I was in Month Six of my job at America Online when I finally accepted The Effect into my life.
The Effect (more commonly known as the Lilleston Effect, but that seems redundant here) is this: Ever since I jumped the fence from print and went into online news, the companies I work for start to tank shortly after I arrive, and start to recover right after I leave. At first I thought it was a coincidence, but the AOL situation made the scales fall from my eyes.
Think I’m joking? A short work history:
- CONGRESSIONAL QUARTERLY, 1995-1999: During this time, CQ went into the red for what I believe was only the second time in its history. Employee profit-sharing payments — an important attraction to me and one reason I took a job here at the same salary as my previous job — completely disappeared. The company’s initial online efforts floundered.

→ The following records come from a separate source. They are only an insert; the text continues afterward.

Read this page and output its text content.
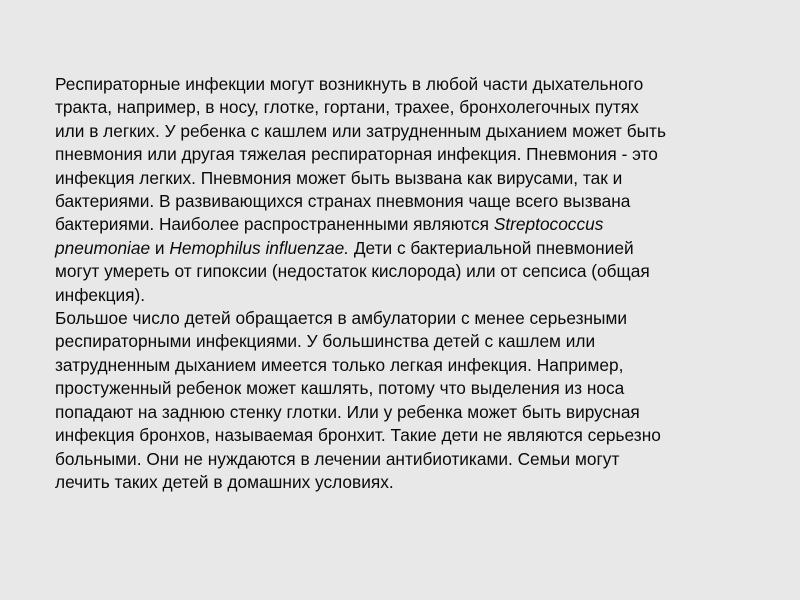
Респираторные инфекции могут возникнуть в любой части дыхательного
тракта, например, в носу, глотке, гортани, трахее, бронхолегочных путях
или в легких. У ребенка с кашлем или затрудненным дыханием может быть
пневмония или другая тяжелая респираторная инфекция. Пневмония - это
инфекция легких. Пневмония может быть вызвана как вирусами, так и
бактериями. В развивающихся странах пневмония чаще всего вызвана
бактериями. Наиболее распространенными являются Streptococcus
pneumoniae и Hemophilus influenzae. Дети с бактериальной пневмонией
могут умереть от гипоксии (недостаток кислорода) или от сепсиса (общая
инфекция).
Большое число детей обращается в амбулатории с менее серьезными
респираторными инфекциями. У большинства детей с кашлем или
затрудненным дыханием имеется только легкая инфекция. Например,
простуженный ребенок может кашлять, потому что выделения из носа
попадают на заднюю стенку глотки. Или у ребенка может быть вирусная
инфекция бронхов, называемая бронхит. Такие дети не являются серьезно
больными. Они не нуждаются в лечении антибиотиками. Семьи могут
лечить таких детей в домашних условиях.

I left, profitability returned, and the online products began to drive the business.
- CNN, 1999-2001: The company limped along until a deep budget cut in late 2000, which led to a huge round of layoffs in 2001. Hundreds of CNNers, including eight of the 11 people who worked in my shop, lost their jobs. This remains the only mass layoff in CNN history; the company is now a cash cow.
- AOL, 2001-2003: You probably know the story of AOL, and much of the bad part took place during this time. When I left, my stock options were more than $400,000 under water. “Wait — where’s the recovery?” you ask. It’s true — we’re still waiting. The lingering aftermath of The Effect can be hard to wash away.
- USA TODAY, 2003-2008: The parent company and the newspaper went into a screaming decline starting in 2007. In the subsequent months, the parent company executed what probably were the biggest layoffs in the history of American media.The stock flirted with penny territory. I left in December. The stock in the last six months: Up nearly 300 percent.
- NPR, 2008-DATE: After I was hired but before I came to work, NPR announced its first layoffs in decades and made deep budget cuts that still linger to this day. The Effect apparently has become so powerful that it kicks in as soon as the word goes out that I’m hired. It is so powerful that USA Today even paid me to go away, treating my departure as a “voluntary layoff” even though I already had another job lined up.
There has got to be a business in all of this. All I have to do is figure out what it is and package it so it doesn’t look so much like sheer blackmail.